Borowicki plays the guitar with wonderful minimalist, almost completely acoustic touch, shunning flashy displays of egocentric show-off. All the rest of the sextet members follow his lead in this respect, and the album is a wonderful example of mutual respect and understanding between the musicians, as well as a display of the elegance, restraint and artistry that characterizes European Jazz.

The sextet members are all superb instrumentalists, and they all contribute equally to this album's success. Wonderfully "cool" trumpet parts by la Cour, beautifully melodic solos by Gemmer and spirited saxophone parts by Wawryniuk are kept in check by the solid and yet creative work by the rhythm section, which is fully up to par with the front line players.

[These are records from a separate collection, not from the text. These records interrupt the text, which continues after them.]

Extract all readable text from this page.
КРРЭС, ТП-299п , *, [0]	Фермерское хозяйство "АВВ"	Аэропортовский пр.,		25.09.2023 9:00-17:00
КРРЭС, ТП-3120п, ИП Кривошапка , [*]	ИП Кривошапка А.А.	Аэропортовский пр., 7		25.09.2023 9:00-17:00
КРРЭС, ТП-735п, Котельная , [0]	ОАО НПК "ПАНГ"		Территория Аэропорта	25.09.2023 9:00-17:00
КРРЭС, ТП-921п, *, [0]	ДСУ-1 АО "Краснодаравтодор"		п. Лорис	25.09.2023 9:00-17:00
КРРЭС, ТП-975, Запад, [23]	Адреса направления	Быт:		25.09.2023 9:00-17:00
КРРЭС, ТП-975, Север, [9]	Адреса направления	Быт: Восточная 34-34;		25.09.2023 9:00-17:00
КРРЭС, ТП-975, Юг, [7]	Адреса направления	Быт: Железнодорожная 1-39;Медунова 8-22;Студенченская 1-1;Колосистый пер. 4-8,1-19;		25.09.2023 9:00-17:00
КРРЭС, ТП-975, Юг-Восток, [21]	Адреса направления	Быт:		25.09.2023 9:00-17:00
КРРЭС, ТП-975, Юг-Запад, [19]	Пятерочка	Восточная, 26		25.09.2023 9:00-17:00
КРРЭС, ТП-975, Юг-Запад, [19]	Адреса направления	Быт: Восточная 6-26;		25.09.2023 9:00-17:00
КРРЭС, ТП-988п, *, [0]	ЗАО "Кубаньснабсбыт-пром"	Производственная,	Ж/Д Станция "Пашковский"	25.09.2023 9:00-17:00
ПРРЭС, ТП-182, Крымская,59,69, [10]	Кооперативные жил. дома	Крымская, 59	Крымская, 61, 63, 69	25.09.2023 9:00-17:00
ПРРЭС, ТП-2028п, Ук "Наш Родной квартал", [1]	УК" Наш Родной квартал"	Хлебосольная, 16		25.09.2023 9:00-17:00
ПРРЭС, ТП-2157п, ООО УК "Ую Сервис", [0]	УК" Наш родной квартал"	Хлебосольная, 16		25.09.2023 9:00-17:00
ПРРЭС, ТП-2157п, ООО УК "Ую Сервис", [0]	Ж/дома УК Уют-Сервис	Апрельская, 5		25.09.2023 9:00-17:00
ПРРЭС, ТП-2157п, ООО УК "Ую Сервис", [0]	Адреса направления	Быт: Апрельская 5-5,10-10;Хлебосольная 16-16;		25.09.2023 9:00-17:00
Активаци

Overall this is an excellent album in every respect, clear evidence that the prolific work of Borowicki is consistently excellent and has a lot to offer in a long term. Full of great compositions and excellent playing, this album is an indicator of how young European Jazz is exploding with talent and extraordinary quality, which never ceases to amaze. Well done Gentlemen!